Atamoh is the child of a Nigerian father and Bulgarian mother, whose mother escaped communist rule to live in Munich.  She came to college in America and after briefly considering medicine decided to pursues a law degree.  “I always wanted to practice international corporate law,” she says.  “I speak three languages so it just seemed to fit.  But, I didn’t want to go into gaming law, which was the closest choice, so I fell into the bankruptcy practice by pure chance.”

While Richard Holley left his partnership with another firm to join Holley Driggs, Atamoh has been a part of the firm since law school.  “I interviewed with the firm while still a law student,” Atamoh says, “and before I finished the drive home, they had called to offer me the job.”
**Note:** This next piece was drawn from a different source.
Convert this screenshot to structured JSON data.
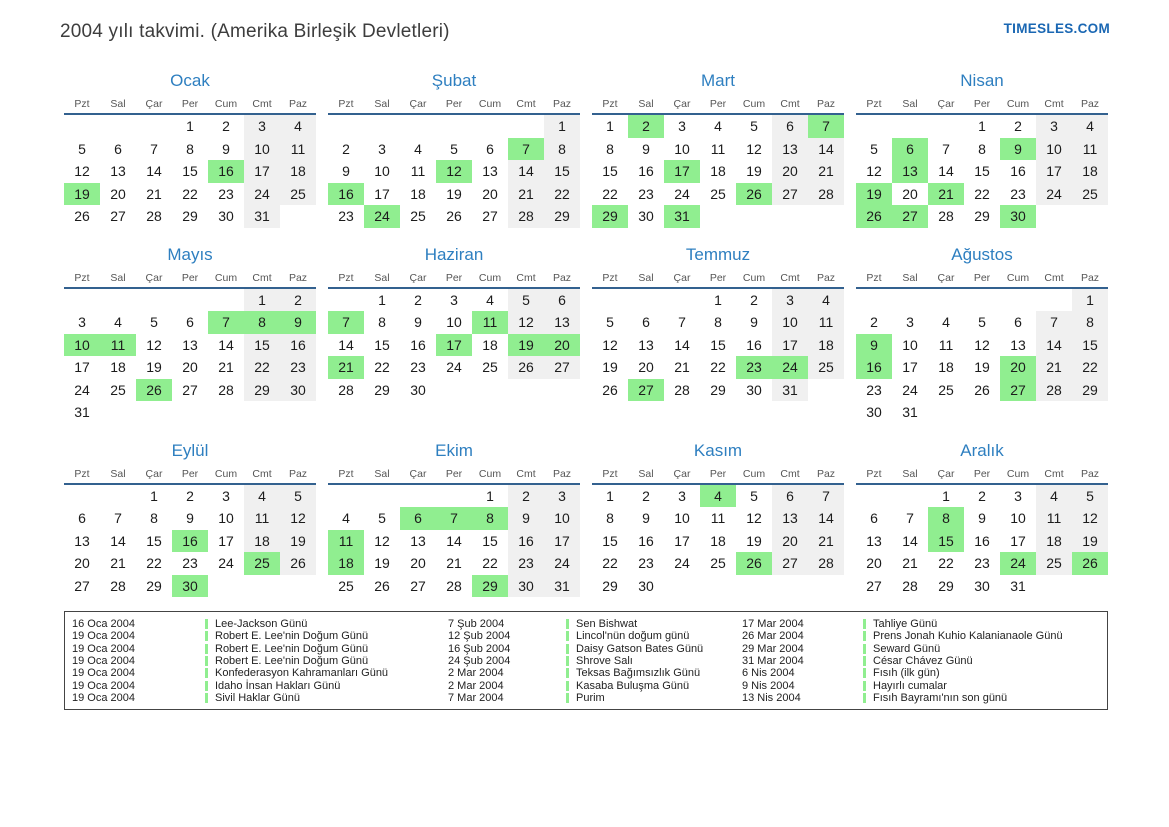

With only a one-year sabbatical to clerk for the 9th Circuit Court of Appeals, Atamoh has spent her entire legal career at the firm eventually rising to the level of partner.

“We  hire attorneys with the perspective that they’ll be our partners,” Holley says.  “We don’t have any corner offices and did that on purpose.  We are a team and architecture reflects personality.”

Not only is the firm personality one of congeniality, it is one of excellence.  Holley is one of only three attorneys in the United States to be named to the American College of Bankruptcy at an installation ceremony in Washington D.C. at the U.S. Supreme Court.

“There was a police escort for the busses,” Atamoh says.  “It was a big deal!”

The firm also places a high priority on giving back to the community.  “If someone here is interested in a cause or charity then everyone is open minded and looks into it,” says Atamoh.

“We have a dedicated contributions committee and have put a lot of work into Shade Tree, a shelter for homeless women,” says Holley.  “Last year we worked with a communities and schools coalition and went to elementary schools to read books to children.”

Whatever the details of the case, or the complexity of the business, the key phrase that drives the Holley, Driggs, Walch, Puzey & Thompson team is advocacy for their client.